K-Ar dating, or the more powerful Ar/Ar variant, works essentially the same way. Minerals like to take up potassium, and one isotope of potassium is radioactive. Minerals don’t generally take up any argon, at least none in the crystal structure. So we measure the amount of K and the amount of Ar and we can calculate an age. The reason Ar/Ar is different is that we can use a proxy for measuring the K content, this makes the measurement process and the information we can recover from a crystal much more powerful. I will post about Ar/Ar geochronology later, I don’t want to go into the details. I think one of the most amazing and interesting proofs of the K-Ar system was published in a 1997 paper by Paul Renne et al.,
P. R. Renne, W. D. Sharp, A. L. Deino, G. Orsi, L. Civetta (1997) 40Ar/39Ar Dating into the Historical Realm: Calibration Against Pliny the Younger, Science, v. 277, p. 1279-1280.
In this study they dated ash from the 79 A.D. eruption of Mt. Vesuvius. This is one of the hardest kinds of analysis to do, on a geologic time scale barely any time has passed for Ar to accumulate. But, as shown below, they actually nail the date reported by Pliny the Younger (a recording witness) well within error.
Pliny the Younger would have predicted 1918 years, they got 1925 ± 94.
The chemical and physical behavior of Ar makes the K-Ar system very powerful.

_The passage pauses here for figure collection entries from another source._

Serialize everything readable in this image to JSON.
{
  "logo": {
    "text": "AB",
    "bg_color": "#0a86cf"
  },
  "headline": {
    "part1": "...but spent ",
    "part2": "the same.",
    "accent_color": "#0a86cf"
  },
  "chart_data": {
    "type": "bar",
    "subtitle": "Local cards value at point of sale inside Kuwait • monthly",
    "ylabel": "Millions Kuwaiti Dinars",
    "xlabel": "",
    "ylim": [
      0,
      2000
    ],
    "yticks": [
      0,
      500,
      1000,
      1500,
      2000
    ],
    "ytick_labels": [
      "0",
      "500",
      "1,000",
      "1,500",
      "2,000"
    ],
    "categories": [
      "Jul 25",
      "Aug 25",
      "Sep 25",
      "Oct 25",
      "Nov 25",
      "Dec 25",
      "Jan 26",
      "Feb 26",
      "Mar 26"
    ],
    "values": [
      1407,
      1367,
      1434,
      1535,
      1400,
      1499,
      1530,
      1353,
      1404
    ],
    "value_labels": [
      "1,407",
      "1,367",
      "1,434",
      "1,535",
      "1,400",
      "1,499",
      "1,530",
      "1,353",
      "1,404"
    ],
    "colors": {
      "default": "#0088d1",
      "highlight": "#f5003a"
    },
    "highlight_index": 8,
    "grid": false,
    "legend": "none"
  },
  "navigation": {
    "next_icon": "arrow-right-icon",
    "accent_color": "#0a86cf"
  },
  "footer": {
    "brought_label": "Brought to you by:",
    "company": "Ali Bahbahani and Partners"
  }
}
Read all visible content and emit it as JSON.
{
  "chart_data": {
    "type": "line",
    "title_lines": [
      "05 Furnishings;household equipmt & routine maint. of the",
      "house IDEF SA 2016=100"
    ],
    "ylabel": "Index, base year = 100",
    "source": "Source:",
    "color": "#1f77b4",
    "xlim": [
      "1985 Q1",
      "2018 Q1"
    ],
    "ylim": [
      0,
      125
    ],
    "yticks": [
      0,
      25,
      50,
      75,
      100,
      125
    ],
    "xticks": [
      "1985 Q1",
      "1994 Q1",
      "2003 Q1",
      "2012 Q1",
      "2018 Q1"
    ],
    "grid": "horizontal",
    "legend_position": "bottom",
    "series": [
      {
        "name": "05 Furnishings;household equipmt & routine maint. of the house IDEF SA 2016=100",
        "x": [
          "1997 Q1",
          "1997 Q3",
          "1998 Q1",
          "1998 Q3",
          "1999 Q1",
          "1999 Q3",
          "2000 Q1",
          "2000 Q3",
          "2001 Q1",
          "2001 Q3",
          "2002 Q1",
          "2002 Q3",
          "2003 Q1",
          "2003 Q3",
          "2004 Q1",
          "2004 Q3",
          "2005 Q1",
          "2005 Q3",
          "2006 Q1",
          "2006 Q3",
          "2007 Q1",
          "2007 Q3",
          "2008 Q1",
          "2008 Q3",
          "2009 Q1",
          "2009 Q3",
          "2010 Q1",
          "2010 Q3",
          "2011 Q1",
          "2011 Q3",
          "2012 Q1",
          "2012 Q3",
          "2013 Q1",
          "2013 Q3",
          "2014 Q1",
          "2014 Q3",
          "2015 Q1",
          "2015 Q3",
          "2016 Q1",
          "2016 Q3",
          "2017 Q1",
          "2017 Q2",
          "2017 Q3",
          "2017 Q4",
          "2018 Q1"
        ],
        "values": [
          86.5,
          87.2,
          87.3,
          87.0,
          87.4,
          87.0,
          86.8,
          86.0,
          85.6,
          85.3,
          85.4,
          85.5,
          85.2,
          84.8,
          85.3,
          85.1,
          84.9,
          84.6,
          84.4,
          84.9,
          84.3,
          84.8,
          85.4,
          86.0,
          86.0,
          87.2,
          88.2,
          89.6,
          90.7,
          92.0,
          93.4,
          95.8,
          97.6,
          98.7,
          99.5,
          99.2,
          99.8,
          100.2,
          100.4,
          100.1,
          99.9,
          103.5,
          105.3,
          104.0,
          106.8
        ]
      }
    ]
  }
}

Unlike Pb, Ar is a light gas, and when a rock is hot, Ar can diffuse out of the system almost instantaneously. We know a lot of Ar exits rocks into the atmosphere, about 1% of what we breathe is argon. Anyways, K-Ar, or Ar/Ar dates don’t really tell you when a rock or crystal formed, but more when it cooled to a certain temperature. This is analogous to the (U-Th)/He system I blogged about here. Different minerals retain Ar differently. So, in the same rock, Ar/Ar ages from 2 or 3 different minerals can help chart the cooling history of the sample. Radiometric techniques that are primarily dependent on temperature are called thermochronometers. The elite earth scientists who use thermochronometers are thermochronologists. Think of thermochronologists as the navy seal or olympic athlete of the geology world.
So how old is this rock? Well, it depends. Do you want to know when that crystal formed? When the rock cooled near the surface? When the crystals that make up that sandstone formed? When the sandstone was deposited? All ages are not the same, but interesting things can happen when you hit the geochronic.